Baden-Baden, in November 2021 - Approximately 840,000 passengers will use the Munich S-Bahn every day, and it is now therefore reaching its capacity limits. The construction of a 2nd main line between Laim and Leuchtenbergring should eliminate bottlenecks and enable faster connections. The centerpiece of this project is a tunnel stretching seven kilometers. Diaphragm walls were built for the “Munich Hauptbahnhof” stop to a depth of 40 meters, which will later be cut through using tunnel boring machines. Glass-fiber reinforcement Schöck Combar was used in this area. In contrast to the use of steel rebar for reinforcement, these components are easy to machine, and the tunnel boring machine can also drive through them much more easily and efficiently. This reduces both construction time and construction costs.

There is already heavy train traffic under Munich Hauptbahnhof due to the routing of the 1st main line and other underground trains under the station. And now the new 2nd main line will also be running here underground. The stop, which is scheduled to be completed in 2028, is being constructed 40 meters below the surface and thus at a safe distance from the existing tunnels of the other lines.
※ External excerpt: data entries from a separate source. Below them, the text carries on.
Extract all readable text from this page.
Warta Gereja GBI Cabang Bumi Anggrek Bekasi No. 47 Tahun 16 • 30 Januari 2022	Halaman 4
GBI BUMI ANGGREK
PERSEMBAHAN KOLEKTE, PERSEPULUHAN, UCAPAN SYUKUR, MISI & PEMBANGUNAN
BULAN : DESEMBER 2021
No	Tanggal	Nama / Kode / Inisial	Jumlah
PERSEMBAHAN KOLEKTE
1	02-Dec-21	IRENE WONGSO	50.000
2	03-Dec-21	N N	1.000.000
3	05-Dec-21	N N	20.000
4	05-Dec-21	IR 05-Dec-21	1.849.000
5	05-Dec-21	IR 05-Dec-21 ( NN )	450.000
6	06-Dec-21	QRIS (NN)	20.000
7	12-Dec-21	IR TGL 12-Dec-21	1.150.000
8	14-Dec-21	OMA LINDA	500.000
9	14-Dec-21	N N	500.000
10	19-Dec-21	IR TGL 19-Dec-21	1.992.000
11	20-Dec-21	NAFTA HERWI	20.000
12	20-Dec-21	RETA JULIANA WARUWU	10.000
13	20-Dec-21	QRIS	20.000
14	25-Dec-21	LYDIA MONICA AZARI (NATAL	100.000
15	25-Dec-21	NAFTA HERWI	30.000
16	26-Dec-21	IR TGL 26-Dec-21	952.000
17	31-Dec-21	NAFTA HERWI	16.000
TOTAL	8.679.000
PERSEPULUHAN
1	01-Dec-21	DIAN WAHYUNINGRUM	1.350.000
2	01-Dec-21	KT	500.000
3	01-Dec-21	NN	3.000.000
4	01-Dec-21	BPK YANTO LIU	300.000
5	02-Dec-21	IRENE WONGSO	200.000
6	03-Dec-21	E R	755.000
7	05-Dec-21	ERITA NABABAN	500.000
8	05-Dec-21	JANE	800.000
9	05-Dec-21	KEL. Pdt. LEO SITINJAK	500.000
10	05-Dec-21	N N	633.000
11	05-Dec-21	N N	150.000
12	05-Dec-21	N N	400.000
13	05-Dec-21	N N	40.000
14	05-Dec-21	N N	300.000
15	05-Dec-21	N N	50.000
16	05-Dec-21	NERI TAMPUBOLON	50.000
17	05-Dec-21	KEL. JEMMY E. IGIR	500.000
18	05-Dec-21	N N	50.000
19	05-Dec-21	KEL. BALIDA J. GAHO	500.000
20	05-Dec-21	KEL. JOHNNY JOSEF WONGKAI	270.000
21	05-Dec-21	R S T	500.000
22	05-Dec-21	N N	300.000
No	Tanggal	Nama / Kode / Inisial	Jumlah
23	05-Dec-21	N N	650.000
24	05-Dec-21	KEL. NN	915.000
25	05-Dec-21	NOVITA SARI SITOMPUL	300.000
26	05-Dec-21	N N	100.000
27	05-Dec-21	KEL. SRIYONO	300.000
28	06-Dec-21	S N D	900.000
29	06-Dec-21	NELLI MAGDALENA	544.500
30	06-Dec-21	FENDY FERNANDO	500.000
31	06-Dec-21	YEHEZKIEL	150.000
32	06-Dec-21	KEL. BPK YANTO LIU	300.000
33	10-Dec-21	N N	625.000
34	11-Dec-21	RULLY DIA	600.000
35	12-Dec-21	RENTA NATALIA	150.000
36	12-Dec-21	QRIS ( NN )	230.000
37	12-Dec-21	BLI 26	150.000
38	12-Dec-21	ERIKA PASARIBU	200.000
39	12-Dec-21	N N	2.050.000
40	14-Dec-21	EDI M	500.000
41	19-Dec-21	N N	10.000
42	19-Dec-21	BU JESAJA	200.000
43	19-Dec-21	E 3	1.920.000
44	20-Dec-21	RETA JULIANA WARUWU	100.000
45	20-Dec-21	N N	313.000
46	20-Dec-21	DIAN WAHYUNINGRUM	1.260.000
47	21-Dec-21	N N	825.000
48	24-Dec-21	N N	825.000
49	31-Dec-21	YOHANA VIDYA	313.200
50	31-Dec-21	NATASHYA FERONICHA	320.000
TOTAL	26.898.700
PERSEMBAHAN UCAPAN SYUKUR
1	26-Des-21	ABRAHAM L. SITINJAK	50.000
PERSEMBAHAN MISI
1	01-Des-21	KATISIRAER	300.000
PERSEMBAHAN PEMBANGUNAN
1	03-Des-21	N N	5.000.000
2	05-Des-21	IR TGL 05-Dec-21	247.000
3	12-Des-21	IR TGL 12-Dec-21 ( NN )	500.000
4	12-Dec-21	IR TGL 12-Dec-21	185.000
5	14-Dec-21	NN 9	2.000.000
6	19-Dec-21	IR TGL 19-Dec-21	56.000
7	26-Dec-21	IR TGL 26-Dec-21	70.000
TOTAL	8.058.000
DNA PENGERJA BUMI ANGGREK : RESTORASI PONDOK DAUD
Tunnel construction using diaphragm wall and cut and cover construction

In order to secure the excavation pit for the new S-Bahn station, 1.50 meter-thick concrete walls were built using the so-called diaphragm wall construction method. At the same time, they form part of the outer wall of what will later be the central stairway leading to the stop from the surface. Special excavators equipped with claws that are 3.20 meters wide for excavating and cutting the ground for diaphragm walls created 1.50 meter wide slots 56 meters deep. The 96 concreted wall elements form a closed construction pit wall. The construction work was finished within a year.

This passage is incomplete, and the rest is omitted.